Seminiferous tubules were prepared from juvenile and adult testes. Nuclear surface spreads were prepared as described elsewhere42. In brief, seminiferous tubules or embryonic ovaries were treated with hypotonic buffer (30 mM Tris, 50 mM sucrose, 17 mM trisodium citrate dehydrate, 5 mM ethylenediaminetetraacetic acid, and 0.5 mM dithiothreitol, pH 8.2) for 30 min and subsequently smashed in 100 mM sucrose buffer (pH 8.2). The suspension was then added to slides containing fixative buffer (1% paraformaldehyde and 0.15% Triton X-100, pH 9.2). After at least 2 h of incubation in a humidified box, the slides were air dried and washed.

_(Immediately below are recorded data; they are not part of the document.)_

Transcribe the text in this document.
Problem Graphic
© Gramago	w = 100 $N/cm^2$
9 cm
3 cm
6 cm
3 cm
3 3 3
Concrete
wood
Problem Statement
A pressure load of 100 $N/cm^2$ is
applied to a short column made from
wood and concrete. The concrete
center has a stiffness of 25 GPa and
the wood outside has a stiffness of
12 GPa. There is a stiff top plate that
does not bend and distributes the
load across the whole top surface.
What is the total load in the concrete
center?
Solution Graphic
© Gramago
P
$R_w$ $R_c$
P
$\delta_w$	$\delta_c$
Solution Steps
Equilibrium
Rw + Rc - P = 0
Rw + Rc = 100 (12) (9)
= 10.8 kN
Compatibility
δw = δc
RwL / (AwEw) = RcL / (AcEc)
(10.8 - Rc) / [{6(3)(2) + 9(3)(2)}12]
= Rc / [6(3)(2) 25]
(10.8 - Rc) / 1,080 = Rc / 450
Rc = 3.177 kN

Immunofluorescent staining and imaging

For nuclear surface spreads, slides were blocked with 1% BSA in PBST (PBS with 0.1% Tween-20) for 30 min and subsequently subjected to incubation with primary and secondary antibodies. For paraffin-embedded sections, sections were treated with 20 mM sodium citrate at 95 °C, followed by overnight cooling. The primary antibodies used are listed in Supplementary Data 1, and secondary antibodies with minimal cross-reactivity were purchased from Jackson Immunoresearch Laboratories. The signals were examined under a DeltaVision microscope, and images for quantification were obtained with this microscope. Representative images were obtained by using a confocal laser scanning microscope (Zeiss LSM 700, Carl Zeiss AG, Germany).

Western blotting

Testes were lysed directly in 2-mercaptoethanol containing sodium dodecyl sulfate (SDS) loading buffer and heated at 95 °C for 5 min. SDS-polyacrylamide gel electrophoresis and immunoblotting were performed following standard procedures using a semi-dry transfer system (Bio-Rad). The antibodies used are listed in Supplementary Data 1. Uncropped images of western blotting results are shown in Supplementary Fig. 8.

Statistics

The experiments were reproduced at least twice with similar results. The results were provided as the means ± S.E.M. Results for two experimental groups were compared by two-tailed unpaired Student’s t tests. Statistically significant values of P < 0.05, P < 0.01, and P < 0.001 are indicated by *, **, and ***, respectively.

Reporting summary

Further information on research design is available in the Nature Research Reporting Summary linked to this article.